Greg Minshall <minsh...@umich.edu> writes:

> hi, Tim,
>
>> The key question is what is the use case for having this 'mixed' content
>> in a table cell?
>
> in my case, i am putting RFC822('ish) e-mail addresses in a column of an
> org-mode table.  and, i want to extract them.
> ----
> | oxymo...@example.com                      |
> | Greg Oxymoron <oxymo...@example.com>      |
> | "Greg G. Oxymoron" <oxymo...@example.com> |
> ----
> for the third row returns =Greg G. Oxymoron=, rather than my desired
> ="Greg G. Oxymoron" <oxymo...@example.com>=.
>
> by the way, do you know the use case for the current behavior for
> strings that start with a ="=?  i couldn't find anything in the manual.
>
> i wonder if maybe the existing parameter =inhibit-lisp-eval= (which, in
> the path i am exercising, is non-nil) could also be used to not do the
> check for a ="=?  (maybe that's also a hack, but i think it would solve
> my problem. :)
>

I don't know.
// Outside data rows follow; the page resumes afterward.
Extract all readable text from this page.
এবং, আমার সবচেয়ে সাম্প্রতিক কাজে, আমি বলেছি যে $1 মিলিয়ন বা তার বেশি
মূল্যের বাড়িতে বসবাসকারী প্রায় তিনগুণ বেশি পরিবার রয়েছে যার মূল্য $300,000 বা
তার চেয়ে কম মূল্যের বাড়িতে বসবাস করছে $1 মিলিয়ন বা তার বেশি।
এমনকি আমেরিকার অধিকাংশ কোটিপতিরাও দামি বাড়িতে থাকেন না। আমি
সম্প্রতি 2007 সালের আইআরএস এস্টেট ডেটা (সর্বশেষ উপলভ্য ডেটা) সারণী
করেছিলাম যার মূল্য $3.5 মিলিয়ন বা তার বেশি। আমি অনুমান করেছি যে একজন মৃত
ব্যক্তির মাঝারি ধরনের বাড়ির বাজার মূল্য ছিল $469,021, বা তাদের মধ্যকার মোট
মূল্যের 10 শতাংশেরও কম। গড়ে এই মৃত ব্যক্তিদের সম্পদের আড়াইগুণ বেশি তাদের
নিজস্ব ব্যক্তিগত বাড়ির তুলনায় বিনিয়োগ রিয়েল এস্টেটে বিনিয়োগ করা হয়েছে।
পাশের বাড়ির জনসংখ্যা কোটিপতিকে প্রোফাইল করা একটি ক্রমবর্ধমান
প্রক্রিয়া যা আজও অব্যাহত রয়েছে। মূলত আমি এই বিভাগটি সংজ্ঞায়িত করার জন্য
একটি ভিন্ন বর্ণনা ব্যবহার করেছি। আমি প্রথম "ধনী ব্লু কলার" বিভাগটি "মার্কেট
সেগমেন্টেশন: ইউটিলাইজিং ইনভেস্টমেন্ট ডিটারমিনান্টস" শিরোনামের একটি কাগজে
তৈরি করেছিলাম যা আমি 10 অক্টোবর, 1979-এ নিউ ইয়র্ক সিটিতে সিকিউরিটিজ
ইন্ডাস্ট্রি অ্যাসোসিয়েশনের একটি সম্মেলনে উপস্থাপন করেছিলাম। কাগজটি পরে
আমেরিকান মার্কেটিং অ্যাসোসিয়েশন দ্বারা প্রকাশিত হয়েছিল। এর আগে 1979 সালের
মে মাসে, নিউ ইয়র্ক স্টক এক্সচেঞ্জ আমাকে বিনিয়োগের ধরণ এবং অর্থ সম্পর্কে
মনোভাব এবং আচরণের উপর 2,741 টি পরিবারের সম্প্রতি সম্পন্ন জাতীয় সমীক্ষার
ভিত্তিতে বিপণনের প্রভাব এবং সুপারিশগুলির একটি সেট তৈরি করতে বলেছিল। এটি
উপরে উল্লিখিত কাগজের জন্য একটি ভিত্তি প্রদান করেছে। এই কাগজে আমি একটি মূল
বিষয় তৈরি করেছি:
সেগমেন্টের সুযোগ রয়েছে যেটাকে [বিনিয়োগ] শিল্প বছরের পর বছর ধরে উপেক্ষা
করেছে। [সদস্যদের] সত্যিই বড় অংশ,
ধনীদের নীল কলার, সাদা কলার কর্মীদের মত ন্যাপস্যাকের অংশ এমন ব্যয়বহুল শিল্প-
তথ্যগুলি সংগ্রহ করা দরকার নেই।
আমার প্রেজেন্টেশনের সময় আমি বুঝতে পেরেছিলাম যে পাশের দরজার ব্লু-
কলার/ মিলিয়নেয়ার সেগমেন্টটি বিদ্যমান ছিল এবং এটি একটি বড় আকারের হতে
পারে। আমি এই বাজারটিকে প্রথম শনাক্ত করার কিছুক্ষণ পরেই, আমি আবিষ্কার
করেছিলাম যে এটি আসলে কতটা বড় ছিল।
It could be related to the spreadsheet capabilities or it
could simply be an oversight in how the code extracts values from
tables. 

I tend to use the function org-table-to-list to extract the data from a
table. It gives me a nested list which I can then process with elisp in
any way I want. I don't know if that would help or how it will interpret
a cell whic contains both quoted and unquoted data.